Thomas Friedman is once again pushing to cut back those lavish $1,100 a month Social Security benefits and to make seniors pay more for health care. That is the implication of his enthusiastic support for the proposal set forward by Morgan Stanley director Erskine Bowles and former Senator Alan Simpson.
This plan calls for Social Security cuts of roughly 3 percent for near retirees by reducing the annual cost of living adjustment. It promises further cuts down the road by raising the retirement age and reducing benefits for middle income workers like school teachers and firefighters. It would also sharply reduce spending on Medicare, which could lead to seniors paying much more for their care.
Friedman argues that such cuts are necessary to allow the country to pay for health care. If he were not such an ardent protectionist he might instead consider more open trade in health care.
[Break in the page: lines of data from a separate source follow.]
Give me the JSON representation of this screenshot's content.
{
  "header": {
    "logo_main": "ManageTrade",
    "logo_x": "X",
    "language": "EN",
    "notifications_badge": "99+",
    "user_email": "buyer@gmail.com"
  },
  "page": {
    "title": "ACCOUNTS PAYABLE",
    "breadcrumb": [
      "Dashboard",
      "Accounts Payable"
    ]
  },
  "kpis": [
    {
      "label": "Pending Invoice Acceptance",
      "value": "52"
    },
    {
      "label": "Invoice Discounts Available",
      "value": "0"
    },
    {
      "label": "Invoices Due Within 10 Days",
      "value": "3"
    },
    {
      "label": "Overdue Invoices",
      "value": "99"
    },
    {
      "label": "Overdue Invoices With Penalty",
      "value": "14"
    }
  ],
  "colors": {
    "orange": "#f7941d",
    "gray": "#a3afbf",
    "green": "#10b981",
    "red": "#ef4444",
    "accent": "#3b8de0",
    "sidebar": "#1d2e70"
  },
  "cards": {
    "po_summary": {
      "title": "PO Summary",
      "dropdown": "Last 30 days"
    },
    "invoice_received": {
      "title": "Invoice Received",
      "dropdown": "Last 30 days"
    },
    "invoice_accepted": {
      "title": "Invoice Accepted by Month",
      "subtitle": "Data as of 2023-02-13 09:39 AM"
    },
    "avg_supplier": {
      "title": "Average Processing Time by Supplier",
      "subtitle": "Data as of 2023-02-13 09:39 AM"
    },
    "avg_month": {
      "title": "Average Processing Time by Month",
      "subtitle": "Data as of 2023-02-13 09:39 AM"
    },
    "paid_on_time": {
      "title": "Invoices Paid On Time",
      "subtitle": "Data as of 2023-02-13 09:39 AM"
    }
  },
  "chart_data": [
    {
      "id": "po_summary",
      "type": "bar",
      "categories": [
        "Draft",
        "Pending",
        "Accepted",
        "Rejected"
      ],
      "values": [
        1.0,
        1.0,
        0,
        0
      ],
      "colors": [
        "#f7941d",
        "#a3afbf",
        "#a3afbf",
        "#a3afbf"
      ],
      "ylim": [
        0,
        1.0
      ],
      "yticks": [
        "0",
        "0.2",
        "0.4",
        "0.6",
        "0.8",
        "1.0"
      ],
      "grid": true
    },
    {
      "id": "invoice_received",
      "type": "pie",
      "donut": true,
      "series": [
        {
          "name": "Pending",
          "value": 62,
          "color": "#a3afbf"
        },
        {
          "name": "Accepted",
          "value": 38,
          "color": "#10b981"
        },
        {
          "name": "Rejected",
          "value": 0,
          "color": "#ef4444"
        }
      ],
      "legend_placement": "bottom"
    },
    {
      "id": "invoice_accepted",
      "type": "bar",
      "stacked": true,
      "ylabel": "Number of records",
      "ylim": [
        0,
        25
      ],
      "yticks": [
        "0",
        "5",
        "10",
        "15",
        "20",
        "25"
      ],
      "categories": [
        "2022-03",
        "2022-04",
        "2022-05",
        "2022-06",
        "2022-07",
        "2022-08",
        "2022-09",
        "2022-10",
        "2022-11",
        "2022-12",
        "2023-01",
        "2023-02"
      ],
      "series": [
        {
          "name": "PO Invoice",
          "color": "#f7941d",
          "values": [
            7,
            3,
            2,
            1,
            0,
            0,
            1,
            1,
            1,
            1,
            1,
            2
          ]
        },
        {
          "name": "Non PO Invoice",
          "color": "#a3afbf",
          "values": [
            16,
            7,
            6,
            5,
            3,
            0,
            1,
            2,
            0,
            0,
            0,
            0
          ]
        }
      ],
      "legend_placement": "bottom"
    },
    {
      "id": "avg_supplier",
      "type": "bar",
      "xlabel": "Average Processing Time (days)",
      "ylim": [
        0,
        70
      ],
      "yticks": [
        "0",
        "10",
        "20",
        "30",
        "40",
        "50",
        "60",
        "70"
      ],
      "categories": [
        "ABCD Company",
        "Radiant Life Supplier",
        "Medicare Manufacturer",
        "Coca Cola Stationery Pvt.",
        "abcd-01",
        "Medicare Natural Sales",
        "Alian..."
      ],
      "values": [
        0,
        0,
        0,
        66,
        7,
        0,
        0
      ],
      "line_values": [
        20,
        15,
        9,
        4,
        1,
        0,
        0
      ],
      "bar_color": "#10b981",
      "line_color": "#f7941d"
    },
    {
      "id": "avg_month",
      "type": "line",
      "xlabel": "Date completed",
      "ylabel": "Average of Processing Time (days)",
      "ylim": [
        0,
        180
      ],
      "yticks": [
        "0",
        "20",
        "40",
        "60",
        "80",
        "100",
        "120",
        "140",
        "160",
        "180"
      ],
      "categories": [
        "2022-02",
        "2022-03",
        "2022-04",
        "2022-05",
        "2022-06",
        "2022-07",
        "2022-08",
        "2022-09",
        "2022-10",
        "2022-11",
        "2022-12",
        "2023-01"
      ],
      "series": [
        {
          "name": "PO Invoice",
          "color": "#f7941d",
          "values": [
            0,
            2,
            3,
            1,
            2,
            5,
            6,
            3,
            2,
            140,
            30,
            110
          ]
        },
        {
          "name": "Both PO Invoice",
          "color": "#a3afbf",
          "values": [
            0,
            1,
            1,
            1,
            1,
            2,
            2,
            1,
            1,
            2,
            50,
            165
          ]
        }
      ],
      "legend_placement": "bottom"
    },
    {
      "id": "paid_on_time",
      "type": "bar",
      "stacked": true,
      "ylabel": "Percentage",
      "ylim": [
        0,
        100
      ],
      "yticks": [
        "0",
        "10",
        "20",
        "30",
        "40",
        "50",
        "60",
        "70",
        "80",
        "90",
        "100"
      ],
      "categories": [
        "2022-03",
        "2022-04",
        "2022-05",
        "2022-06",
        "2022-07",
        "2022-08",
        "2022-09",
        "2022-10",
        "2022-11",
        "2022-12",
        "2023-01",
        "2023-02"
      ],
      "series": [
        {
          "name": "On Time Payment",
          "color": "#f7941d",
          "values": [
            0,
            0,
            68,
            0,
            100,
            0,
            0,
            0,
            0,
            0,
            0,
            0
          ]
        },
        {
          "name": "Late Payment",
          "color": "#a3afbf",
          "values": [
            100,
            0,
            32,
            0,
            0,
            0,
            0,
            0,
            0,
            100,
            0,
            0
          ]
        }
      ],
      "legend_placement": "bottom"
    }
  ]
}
He might also consider ending patent monopolies for prescription drugs, which could save the country $270 billion a year (5 times the size of the Bush tax cuts for the wealthy) on drug expenditures. He might also consider allowing people to buy into the Medicare system. These routes would provide enormous savings and efficiency gains, although the primary losers would be wealthy people instead of retired workers.
Friedman does usefully call for more immigration. If we had more open immigration for doctors and lawyers their pay could be cut around 50 percent, bringing it more in line with the pay of professionals in other wealthy countries, and saving ordinary workers hundreds of billions of dollars a year. This doesn't seem to be what Friedman has in mind, but it would be an outcome of a policy that allowed qualified professionals from other countries to compete on an equal footing with highly paid professionals in the United States.